Basile, along with colleagues at IIF, analyzed data on employment trends in the U.S. and combined the information with which way the population voted.
This is the second time that IIF has conducted the analysis. The first came last year. But this time, instead of just looking at the data from each state, the team dug far further into the weeds.
The analysts wanted a “cleaner representation of the red versus blue divide,” and so identified urban areas in red states that tended to have Democrat leanings. Such blue-leaning metropolitan areas in red states include Dallas and Philadelphia. (There aren't any red-leaning cities in blue-leaning states, the report states.)

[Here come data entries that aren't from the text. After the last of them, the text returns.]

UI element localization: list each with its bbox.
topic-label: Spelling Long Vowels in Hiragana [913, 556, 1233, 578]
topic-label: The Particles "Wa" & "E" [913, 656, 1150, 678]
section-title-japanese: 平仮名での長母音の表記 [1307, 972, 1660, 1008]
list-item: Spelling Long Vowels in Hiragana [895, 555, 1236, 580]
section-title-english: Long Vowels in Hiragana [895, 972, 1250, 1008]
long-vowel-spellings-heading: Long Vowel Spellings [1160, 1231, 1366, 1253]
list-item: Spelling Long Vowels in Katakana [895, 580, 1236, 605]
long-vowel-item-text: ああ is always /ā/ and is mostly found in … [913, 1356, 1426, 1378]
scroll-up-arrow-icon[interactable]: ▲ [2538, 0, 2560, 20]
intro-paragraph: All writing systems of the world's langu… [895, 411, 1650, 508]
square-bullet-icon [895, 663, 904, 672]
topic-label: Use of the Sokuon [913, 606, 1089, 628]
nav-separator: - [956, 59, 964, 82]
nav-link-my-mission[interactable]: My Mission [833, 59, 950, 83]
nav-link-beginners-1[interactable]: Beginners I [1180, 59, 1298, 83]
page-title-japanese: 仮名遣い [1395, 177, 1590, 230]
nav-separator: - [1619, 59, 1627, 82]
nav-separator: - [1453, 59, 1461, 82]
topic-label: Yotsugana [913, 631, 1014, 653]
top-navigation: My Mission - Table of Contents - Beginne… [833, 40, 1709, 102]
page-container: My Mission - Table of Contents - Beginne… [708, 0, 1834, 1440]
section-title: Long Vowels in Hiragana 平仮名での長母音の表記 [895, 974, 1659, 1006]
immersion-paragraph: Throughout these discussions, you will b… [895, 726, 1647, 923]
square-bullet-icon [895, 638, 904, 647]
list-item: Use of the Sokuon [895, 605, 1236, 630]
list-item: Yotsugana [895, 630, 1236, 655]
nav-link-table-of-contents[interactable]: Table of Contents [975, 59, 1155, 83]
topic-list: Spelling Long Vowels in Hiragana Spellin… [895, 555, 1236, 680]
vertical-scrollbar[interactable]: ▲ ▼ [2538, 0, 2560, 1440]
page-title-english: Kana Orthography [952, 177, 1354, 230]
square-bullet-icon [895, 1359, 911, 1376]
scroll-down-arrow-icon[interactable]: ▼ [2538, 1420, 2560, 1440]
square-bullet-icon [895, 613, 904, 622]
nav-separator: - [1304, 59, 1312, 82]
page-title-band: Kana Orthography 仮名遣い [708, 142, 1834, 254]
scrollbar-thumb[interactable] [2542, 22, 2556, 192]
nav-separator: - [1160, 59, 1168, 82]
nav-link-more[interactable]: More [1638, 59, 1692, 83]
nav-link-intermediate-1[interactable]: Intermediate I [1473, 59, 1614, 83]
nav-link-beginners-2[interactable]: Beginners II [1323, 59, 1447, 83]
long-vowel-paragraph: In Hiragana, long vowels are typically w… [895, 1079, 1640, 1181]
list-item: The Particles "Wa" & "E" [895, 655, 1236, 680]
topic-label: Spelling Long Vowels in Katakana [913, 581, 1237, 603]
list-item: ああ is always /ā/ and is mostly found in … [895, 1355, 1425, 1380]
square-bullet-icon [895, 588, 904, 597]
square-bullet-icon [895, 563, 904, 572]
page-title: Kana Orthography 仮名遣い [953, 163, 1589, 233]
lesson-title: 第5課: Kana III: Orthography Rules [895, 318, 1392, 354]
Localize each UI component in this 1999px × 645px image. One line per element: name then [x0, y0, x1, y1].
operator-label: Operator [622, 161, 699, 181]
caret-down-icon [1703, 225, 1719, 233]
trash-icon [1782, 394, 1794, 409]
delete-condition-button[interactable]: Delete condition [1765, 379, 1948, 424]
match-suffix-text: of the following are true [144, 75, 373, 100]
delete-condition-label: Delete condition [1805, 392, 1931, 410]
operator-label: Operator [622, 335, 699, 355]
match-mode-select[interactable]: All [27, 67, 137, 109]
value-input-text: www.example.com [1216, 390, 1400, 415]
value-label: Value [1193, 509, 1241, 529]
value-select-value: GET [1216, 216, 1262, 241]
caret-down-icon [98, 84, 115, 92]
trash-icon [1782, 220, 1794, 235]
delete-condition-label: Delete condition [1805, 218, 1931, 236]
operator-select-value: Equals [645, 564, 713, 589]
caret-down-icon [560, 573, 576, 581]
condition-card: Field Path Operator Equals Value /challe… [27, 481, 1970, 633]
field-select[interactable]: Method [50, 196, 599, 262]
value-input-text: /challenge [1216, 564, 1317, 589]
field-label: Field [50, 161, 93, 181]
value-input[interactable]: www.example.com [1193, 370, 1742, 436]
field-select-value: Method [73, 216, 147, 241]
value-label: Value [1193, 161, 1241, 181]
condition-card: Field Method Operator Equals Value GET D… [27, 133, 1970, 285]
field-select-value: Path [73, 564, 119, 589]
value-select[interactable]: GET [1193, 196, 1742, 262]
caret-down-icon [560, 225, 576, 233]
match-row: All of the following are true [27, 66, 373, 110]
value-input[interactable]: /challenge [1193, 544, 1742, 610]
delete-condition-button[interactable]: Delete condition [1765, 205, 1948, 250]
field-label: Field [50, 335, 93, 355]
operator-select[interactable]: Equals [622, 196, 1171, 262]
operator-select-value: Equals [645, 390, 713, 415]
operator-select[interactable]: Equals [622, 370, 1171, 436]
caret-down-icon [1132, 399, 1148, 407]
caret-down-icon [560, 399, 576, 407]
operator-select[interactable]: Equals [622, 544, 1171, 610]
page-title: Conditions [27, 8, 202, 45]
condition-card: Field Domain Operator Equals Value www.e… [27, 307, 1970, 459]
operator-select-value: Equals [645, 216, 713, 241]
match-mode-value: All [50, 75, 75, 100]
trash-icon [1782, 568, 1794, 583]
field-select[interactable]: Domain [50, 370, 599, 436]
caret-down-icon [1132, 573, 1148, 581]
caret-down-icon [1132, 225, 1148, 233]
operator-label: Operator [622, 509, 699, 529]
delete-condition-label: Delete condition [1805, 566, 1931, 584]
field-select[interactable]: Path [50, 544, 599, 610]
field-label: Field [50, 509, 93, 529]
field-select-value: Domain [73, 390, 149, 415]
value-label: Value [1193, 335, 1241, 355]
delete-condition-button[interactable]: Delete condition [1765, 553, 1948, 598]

In the simplest terms, the second-take analysis focused on the economic differences between urban and rural areas.
The results showed an even wider economic split than did the first take of the analysis.
“We find that the red-blue divide is more pronounced than in our first-pass analysis, with the employment-to-population gap even wider than we had first estimated,” states the IIF report "The Red-Blue Labor Market Split."
“There is no sign that the labor market, which is so buoyant at the national level, is helping to heal this divide. If anything, the divide is growing.”
Put another way, the urban-rural economic rift is even larger than the state-by-state difference.
It seems that the matter comes down to where various industries are located.
“The tribal political divisions of red versus blue is perhaps better understood as an intensification of the digital divide,” says Joe Brusuelas, chief economist at professional services firm RSM. He explains that the fast-growing technology industry and related business sectors show better productivity and higher wages.
In other words, the new economy (medical sciences, information technology, etc.) is boosting the blue areas of the country but not the red ones, which still rely heavily on traditional manufacturing or agriculture.